Ramp function

Graph of the ramp function

The ramp function is a unary real function, easily computable as the mean of the independent variable and its absolute value.

This function is applied in engineering (e.g., in the theory of DSP). The name ramp function is derived from the appearance of its graph.

Definitions

The ramp function ( R(x): \mathbb{R} \rightarrow \mathbb{R}) may be defined analytically in several ways. Possible definitions are:

R(x) := \begin{cases} x, & x \ge 0; \\ 0, & x<0 \end{cases}

or

R(x) := \operatorname{max}(x,0)
R(x) := \frac{x+|x|}{2}

this can be derived by noting the following definition of  \operatorname{max}(a,b) ,

 \operatorname{max}(a,b) = \frac{a+b+|a-b|}{2}

for which a = x and b = 0

R\left( x \right) := xH\left( x \right)
R\left( x \right) := H\left( x \right) * H\left( x \right)
R(x) := \int_{-\infty}^{x} H(\xi)\,\mathrm{d}\xi
R(x) := \langle x\rangle

Analytic properties

Non-negativity

In the whole domain the function is non-negative, so its absolute value is itself, i.e.

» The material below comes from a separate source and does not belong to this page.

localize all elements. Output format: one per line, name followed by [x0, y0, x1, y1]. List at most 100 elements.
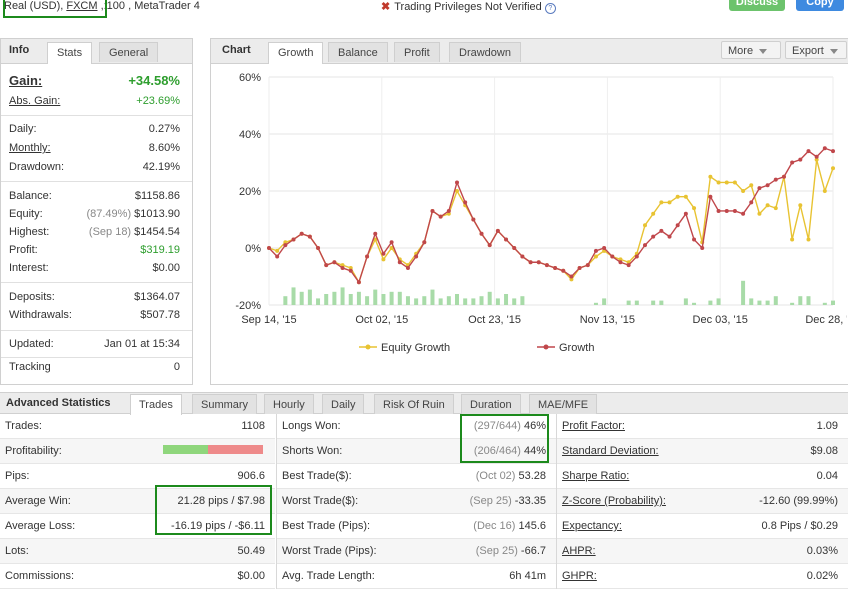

\forall x \in \mathbb{R}: R(x) \geqslant 0

and

\left| R \left( x \right) \right| = R\left( x \right)

Derivative

Its derivative is the Heaviside function:

R'(x) = H(x)\ \mathrm{if}\ x \ne 0


From this property definition [5]. goes.

Fourier transform

 \mathcal{F}\left\{ R(x) \right\}(f)  =  \int_{-\infty}^{\infty}R(x) e^{-2\pi ifx}dx  =  \frac{i\delta '(f)}{4\pi}-\frac{1}{4\pi^{2}f^{2}}

Where δ(x) is the Dirac delta (in this formula, its derivative appears).

Laplace transform

The single-sided Laplace transform of R(x) is given as follows,

 \mathcal{L}\left\{ R\left( x \right)\right\} (s) = \int_{0}^{\infty} e^{-sx}R(x)dx = \frac{1}{s^2}.

Algebraic properties

Iteration invariance

Every iterated function of the ramp mapping is itself, as

 R \left( R \left( x \right) \right) = R \left( x \right) .

We applied the non-negative property.